Insurance fraud occurs if a claim is filed with an insurance company and the origin of the claim is falsified in some way. Fraudulent insurance claims breach the insurance contract, so they disqualify the claimant from a payout. However, many fraudsters hope the origin of the bogus claim is either not properly investigated, or that they’ve hidden the fraud well enough that the claim investigation misses the deception.

The state of auto insurance fraud

Auto insurance fraud results in over $7.7 billion in losses a year. Those who commit this type of fraud are almost exclusively policyholders.

Fraud includes claims that are entirely fake — that is, where no accident at all occurred. In other cases, a collision takes place and the policyholder trumps up, or invents from whole cloth, bodily injury claims. Another category of fraud claim is "premium rating errors", which includes deception in the insurance application, such as registering a vehicle in a different state where lower premiums are available.

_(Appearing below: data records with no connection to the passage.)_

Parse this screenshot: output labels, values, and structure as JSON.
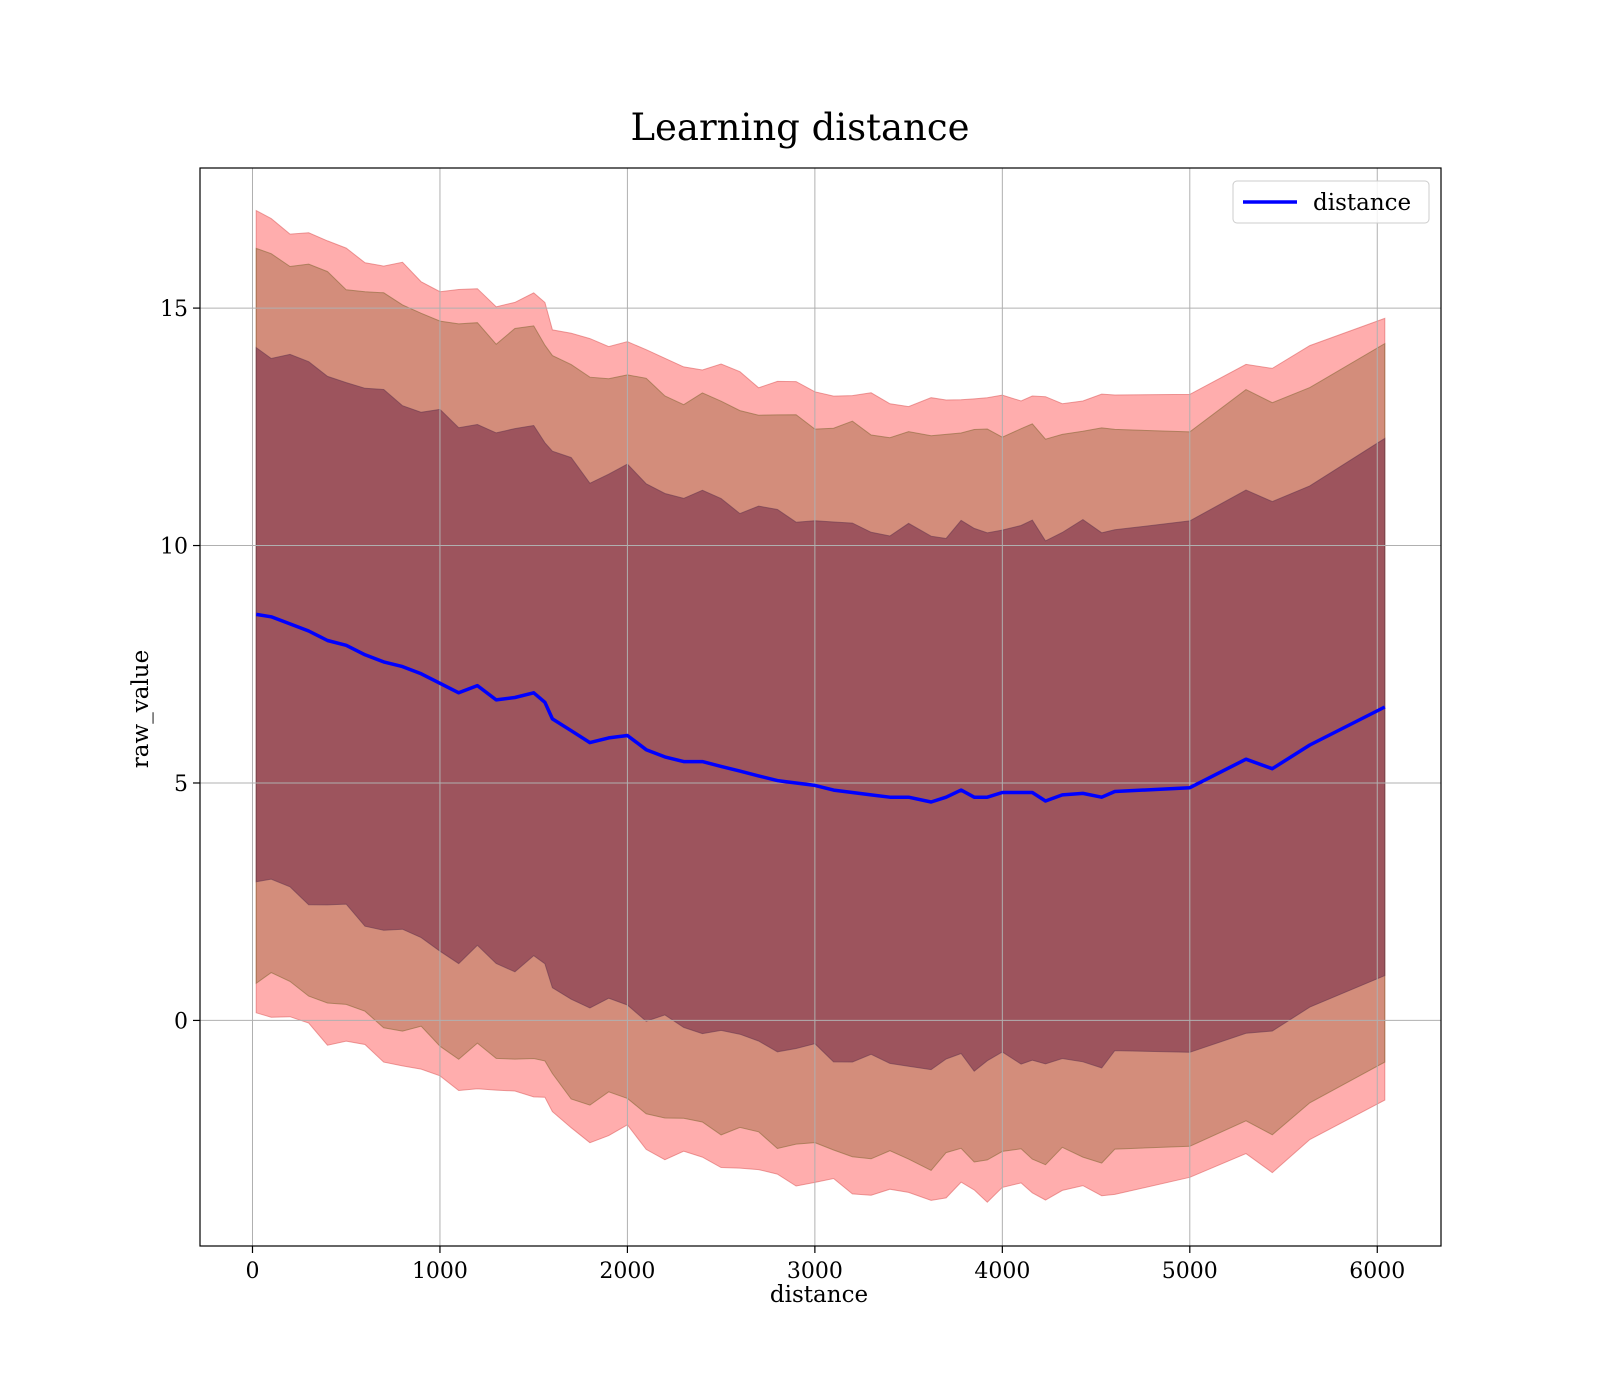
{
  "chart_data": {
    "type": "line",
    "title": "Learning distance",
    "xlabel": "distance",
    "ylabel": "raw_value",
    "xlim": [
      -280,
      6340
    ],
    "ylim": [
      -4.75,
      17.95
    ],
    "xticks": [
      0,
      1000,
      2000,
      3000,
      4000,
      5000,
      6000
    ],
    "yticks": [
      0,
      5,
      10,
      15
    ],
    "grid": true,
    "legend_position": "top-right",
    "colors": {
      "line": "#0000ff",
      "band_outer": "#ff0000",
      "band_middle": "#8b5a2b",
      "band_inner": "#5a0f3a",
      "grid": "#b0b0b0"
    },
    "series": [
      {
        "name": "distance",
        "x": [
          20,
          100,
          200,
          300,
          400,
          500,
          600,
          700,
          800,
          900,
          1000,
          1100,
          1200,
          1300,
          1400,
          1500,
          1560,
          1600,
          1700,
          1800,
          1900,
          2000,
          2100,
          2200,
          2300,
          2400,
          2500,
          2600,
          2700,
          2800,
          2900,
          3000,
          3100,
          3200,
          3300,
          3400,
          3500,
          3620,
          3700,
          3780,
          3850,
          3920,
          4000,
          4100,
          4160,
          4230,
          4320,
          4430,
          4530,
          4600,
          5000,
          5300,
          5440,
          5640,
          6040
        ],
        "y": [
          8.55,
          8.5,
          8.35,
          8.2,
          8.0,
          7.9,
          7.7,
          7.55,
          7.45,
          7.3,
          7.1,
          6.9,
          7.05,
          6.75,
          6.8,
          6.9,
          6.7,
          6.35,
          6.1,
          5.85,
          5.95,
          6.0,
          5.7,
          5.55,
          5.45,
          5.45,
          5.35,
          5.25,
          5.15,
          5.05,
          5.0,
          4.95,
          4.85,
          4.8,
          4.75,
          4.7,
          4.7,
          4.6,
          4.7,
          4.85,
          4.7,
          4.7,
          4.8,
          4.8,
          4.8,
          4.62,
          4.75,
          4.78,
          4.7,
          4.82,
          4.9,
          5.5,
          5.3,
          5.8,
          6.6
        ]
      }
    ],
    "bands": [
      {
        "level": "outer",
        "upper_offset": 8.35,
        "lower_offset": -8.35
      },
      {
        "level": "middle",
        "upper_offset": 7.65,
        "lower_offset": -7.6
      },
      {
        "level": "inner",
        "upper_offset": 5.6,
        "lower_offset": -5.6
      }
    ]
  }
}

On occasion, outside parties try to purposefully cause accidents, such as hard braking to force a rear-ending scenario, in order to later file a claim with the other party’s insurance provider. Fortunately, these frauds are less prevalent in the U.S. than in some other countries.

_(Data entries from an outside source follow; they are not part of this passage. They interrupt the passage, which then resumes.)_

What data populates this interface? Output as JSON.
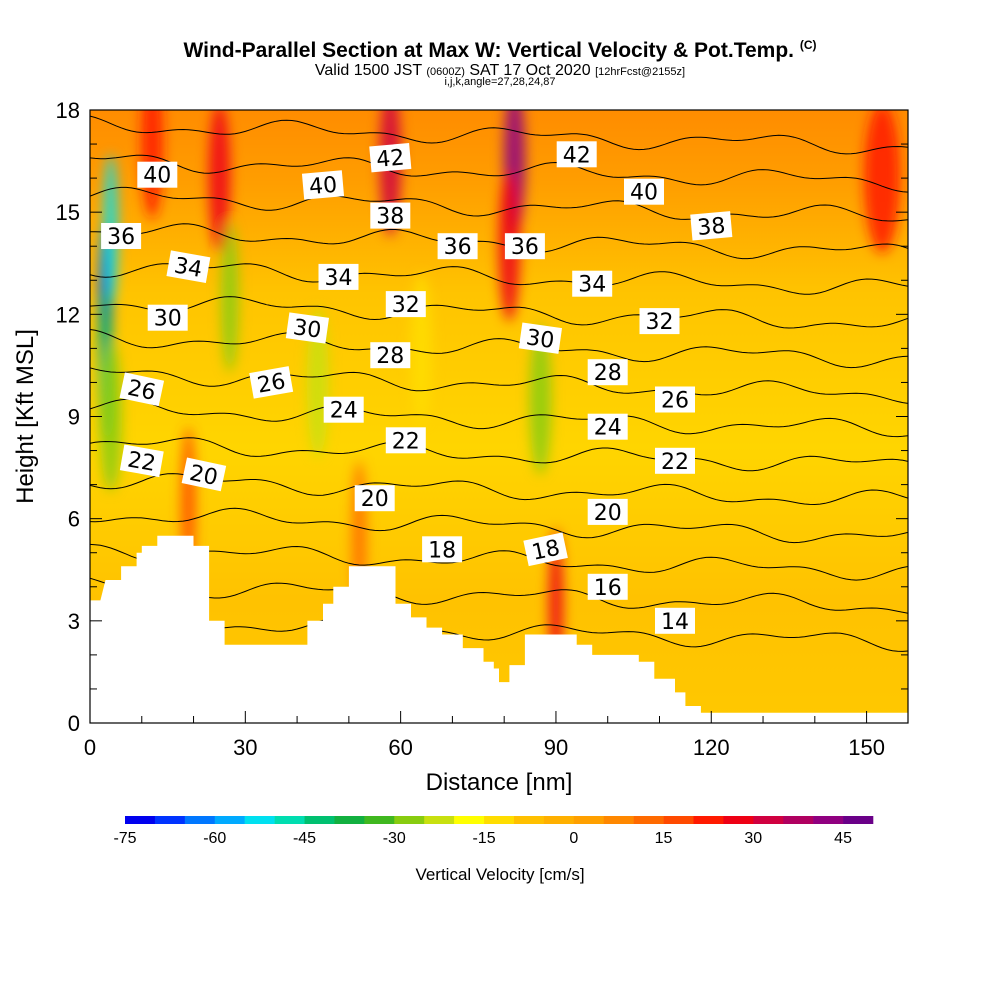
{
  "title": {
    "main": "Wind-Parallel Section at Max W: Vertical Velocity & Pot.Temp.",
    "copyright": "(C)",
    "valid_prefix": "Valid 1500 JST",
    "valid_utc": "(0600Z)",
    "valid_date": "SAT 17 Oct 2020",
    "forecast": "[12hrFcst@2155z]",
    "indices": "i,j,k,angle=27,28,24,87"
  },
  "chart_data": {
    "type": "heatmap",
    "xlabel": "Distance [nm]",
    "ylabel": "Height [Kft MSL]",
    "xlim": [
      0,
      158
    ],
    "ylim": [
      0,
      18
    ],
    "xticks": [
      0,
      30,
      60,
      90,
      120,
      150
    ],
    "yticks": [
      0,
      3,
      6,
      9,
      12,
      15,
      18
    ],
    "colorbar": {
      "title": "Vertical Velocity [cm/s]",
      "min": -75,
      "max": 50,
      "step": 5,
      "tick_values": [
        -75,
        -60,
        -45,
        -30,
        -15,
        0,
        15,
        30,
        45
      ],
      "colors": [
        "#0000ee",
        "#0033ff",
        "#0077ff",
        "#00aaff",
        "#00e0f0",
        "#00ddb0",
        "#00c070",
        "#12b040",
        "#40b820",
        "#88cc10",
        "#c8e010",
        "#ffff00",
        "#ffdd00",
        "#ffc000",
        "#ffb000",
        "#ffa000",
        "#ff8800",
        "#ff6a00",
        "#ff4a00",
        "#ff1a00",
        "#ee0015",
        "#d00040",
        "#b00060",
        "#900080",
        "#6a0088"
      ]
    },
    "terrain_kft": [
      [
        0,
        3.6
      ],
      [
        2,
        3.6
      ],
      [
        3,
        4.2
      ],
      [
        6,
        4.2
      ],
      [
        6,
        4.6
      ],
      [
        9,
        4.6
      ],
      [
        9,
        5.0
      ],
      [
        10,
        5.0
      ],
      [
        10,
        5.2
      ],
      [
        13,
        5.2
      ],
      [
        13,
        5.5
      ],
      [
        20,
        5.5
      ],
      [
        20,
        5.2
      ],
      [
        23,
        5.2
      ],
      [
        23,
        3.0
      ],
      [
        26,
        3.0
      ],
      [
        26,
        2.3
      ],
      [
        42,
        2.3
      ],
      [
        42,
        3.0
      ],
      [
        45,
        3.0
      ],
      [
        45,
        3.5
      ],
      [
        47,
        3.5
      ],
      [
        47,
        4.0
      ],
      [
        50,
        4.0
      ],
      [
        50,
        4.6
      ],
      [
        59,
        4.6
      ],
      [
        59,
        3.5
      ],
      [
        62,
        3.5
      ],
      [
        62,
        3.1
      ],
      [
        65,
        3.1
      ],
      [
        65,
        2.8
      ],
      [
        68,
        2.8
      ],
      [
        68,
        2.6
      ],
      [
        72,
        2.6
      ],
      [
        72,
        2.2
      ],
      [
        76,
        2.2
      ],
      [
        76,
        1.8
      ],
      [
        78,
        1.8
      ],
      [
        78,
        1.6
      ],
      [
        79,
        1.6
      ],
      [
        79,
        1.2
      ],
      [
        81,
        1.2
      ],
      [
        81,
        1.7
      ],
      [
        84,
        1.7
      ],
      [
        84,
        2.6
      ],
      [
        94,
        2.6
      ],
      [
        94,
        2.3
      ],
      [
        97,
        2.3
      ],
      [
        97,
        2.0
      ],
      [
        106,
        2.0
      ],
      [
        106,
        1.8
      ],
      [
        109,
        1.8
      ],
      [
        109,
        1.3
      ],
      [
        113,
        1.3
      ],
      [
        113,
        0.9
      ],
      [
        115,
        0.9
      ],
      [
        115,
        0.5
      ],
      [
        118,
        0.5
      ],
      [
        118,
        0.3
      ],
      [
        158,
        0.3
      ]
    ],
    "vertical_velocity_cells": [
      {
        "x": 3,
        "y": 12.5,
        "w": 0.8,
        "v": -72
      },
      {
        "x": 4,
        "y": 14.5,
        "w": 1.0,
        "v": -55
      },
      {
        "x": 3,
        "y": 10.5,
        "w": 1.0,
        "v": -45
      },
      {
        "x": 4,
        "y": 9.0,
        "w": 1.5,
        "v": -30
      },
      {
        "x": 27,
        "y": 12.5,
        "w": 1.2,
        "v": -28
      },
      {
        "x": 44,
        "y": 10.0,
        "w": 1.5,
        "v": -25
      },
      {
        "x": 87,
        "y": 9.5,
        "w": 1.5,
        "v": -28
      },
      {
        "x": 64,
        "y": 11.0,
        "w": 1.5,
        "v": -15
      },
      {
        "x": 25,
        "y": 16.0,
        "w": 1.5,
        "v": 28
      },
      {
        "x": 12,
        "y": 17.0,
        "w": 1.5,
        "v": 22
      },
      {
        "x": 58,
        "y": 16.5,
        "w": 1.5,
        "v": 30
      },
      {
        "x": 82,
        "y": 16.5,
        "w": 1.5,
        "v": 42
      },
      {
        "x": 81,
        "y": 14.0,
        "w": 1.5,
        "v": 25
      },
      {
        "x": 153,
        "y": 16.0,
        "w": 2.5,
        "v": 20
      },
      {
        "x": 90,
        "y": 3.5,
        "w": 1.0,
        "v": 25
      },
      {
        "x": 19,
        "y": 6.5,
        "w": 1.0,
        "v": 18
      },
      {
        "x": 52,
        "y": 5.5,
        "w": 1.0,
        "v": 12
      }
    ],
    "theta_isentropes_C": [
      14,
      16,
      18,
      20,
      22,
      24,
      26,
      28,
      30,
      32,
      34,
      36,
      38,
      40,
      42
    ],
    "contour_labels": [
      {
        "text": "40",
        "x": 13,
        "y": 16.1,
        "angle": 0
      },
      {
        "text": "42",
        "x": 58,
        "y": 16.6,
        "angle": -5
      },
      {
        "text": "42",
        "x": 94,
        "y": 16.7,
        "angle": 0
      },
      {
        "text": "40",
        "x": 45,
        "y": 15.8,
        "angle": -5
      },
      {
        "text": "40",
        "x": 107,
        "y": 15.6,
        "angle": 0
      },
      {
        "text": "38",
        "x": 58,
        "y": 14.9,
        "angle": 0
      },
      {
        "text": "38",
        "x": 120,
        "y": 14.6,
        "angle": -5
      },
      {
        "text": "36",
        "x": 6,
        "y": 14.3,
        "angle": 0
      },
      {
        "text": "36",
        "x": 71,
        "y": 14.0,
        "angle": 0
      },
      {
        "text": "36",
        "x": 84,
        "y": 14.0,
        "angle": 0
      },
      {
        "text": "34",
        "x": 19,
        "y": 13.4,
        "angle": 10
      },
      {
        "text": "34",
        "x": 48,
        "y": 13.1,
        "angle": 0
      },
      {
        "text": "34",
        "x": 97,
        "y": 12.9,
        "angle": 0
      },
      {
        "text": "32",
        "x": 61,
        "y": 12.3,
        "angle": 0
      },
      {
        "text": "32",
        "x": 110,
        "y": 11.8,
        "angle": 0
      },
      {
        "text": "30",
        "x": 15,
        "y": 11.9,
        "angle": 0
      },
      {
        "text": "30",
        "x": 42,
        "y": 11.6,
        "angle": 8
      },
      {
        "text": "30",
        "x": 87,
        "y": 11.3,
        "angle": 8
      },
      {
        "text": "28",
        "x": 58,
        "y": 10.8,
        "angle": 0
      },
      {
        "text": "28",
        "x": 100,
        "y": 10.3,
        "angle": 0
      },
      {
        "text": "26",
        "x": 10,
        "y": 9.8,
        "angle": 12
      },
      {
        "text": "26",
        "x": 35,
        "y": 10.0,
        "angle": -10
      },
      {
        "text": "26",
        "x": 113,
        "y": 9.5,
        "angle": 0
      },
      {
        "text": "24",
        "x": 49,
        "y": 9.2,
        "angle": 0
      },
      {
        "text": "24",
        "x": 100,
        "y": 8.7,
        "angle": 0
      },
      {
        "text": "22",
        "x": 10,
        "y": 7.7,
        "angle": 10
      },
      {
        "text": "22",
        "x": 61,
        "y": 8.3,
        "angle": 0
      },
      {
        "text": "22",
        "x": 113,
        "y": 7.7,
        "angle": 0
      },
      {
        "text": "20",
        "x": 22,
        "y": 7.3,
        "angle": 12
      },
      {
        "text": "20",
        "x": 55,
        "y": 6.6,
        "angle": 0
      },
      {
        "text": "20",
        "x": 100,
        "y": 6.2,
        "angle": 0
      },
      {
        "text": "18",
        "x": 68,
        "y": 5.1,
        "angle": 0
      },
      {
        "text": "18",
        "x": 88,
        "y": 5.1,
        "angle": -12
      },
      {
        "text": "16",
        "x": 100,
        "y": 4.0,
        "angle": 0
      },
      {
        "text": "14",
        "x": 113,
        "y": 3.0,
        "angle": 0
      }
    ]
  }
}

Types of home insurance fraud

Insurance fraud, which costs insurers some $30 billion-plus a year, is most commonly associated with wayward policyholders doing damage to their own property, in order to later file a false insurance claim. A classic example would be a failing restaurant owner who burns down their own business to recover their debts.

Such fraudulence represents a major part of property-insurance fraud. But other varieties of dishonest claims are more subtle. Homeowners may claim a burglary that did not occur, or even stage a burglary of their own property. Or the burglary may be legit, but the claimant falsifies the value of the belongings lost or changes the date of the event, in order to add to the claim items lost in other ways.

Another form of fraud is homeowners working in collusion with unscrupulous contractors, in order to have construction or renovation work covered by an insurance claim.

How insurers and governments are responding to fraud

Insurance companies have become adept at detecting fraud and creating systems to mitigate the issue. New efforts to make fraud detection smarter are in the works, including the use of artificial intelligence and machine learning to root out fraud attempts. Governments also play a role.

Almost every state in the country (excluding Virginia and Oregon) has laws that criminalize insurance fraud. In most cases, these states classify insurance fraud as a felony that can result in hefty fines and years of jail time. Most of those states also have a government agency devoted to rooting out fraud.

Insurance fraud is hardly a victimless crime. Its costs must be borne somewhere, and that includes a portion of the premiums that honest drivers or homeowners pay to cover those who are dishonest. That can easily result in insurance rates that rise for everyone.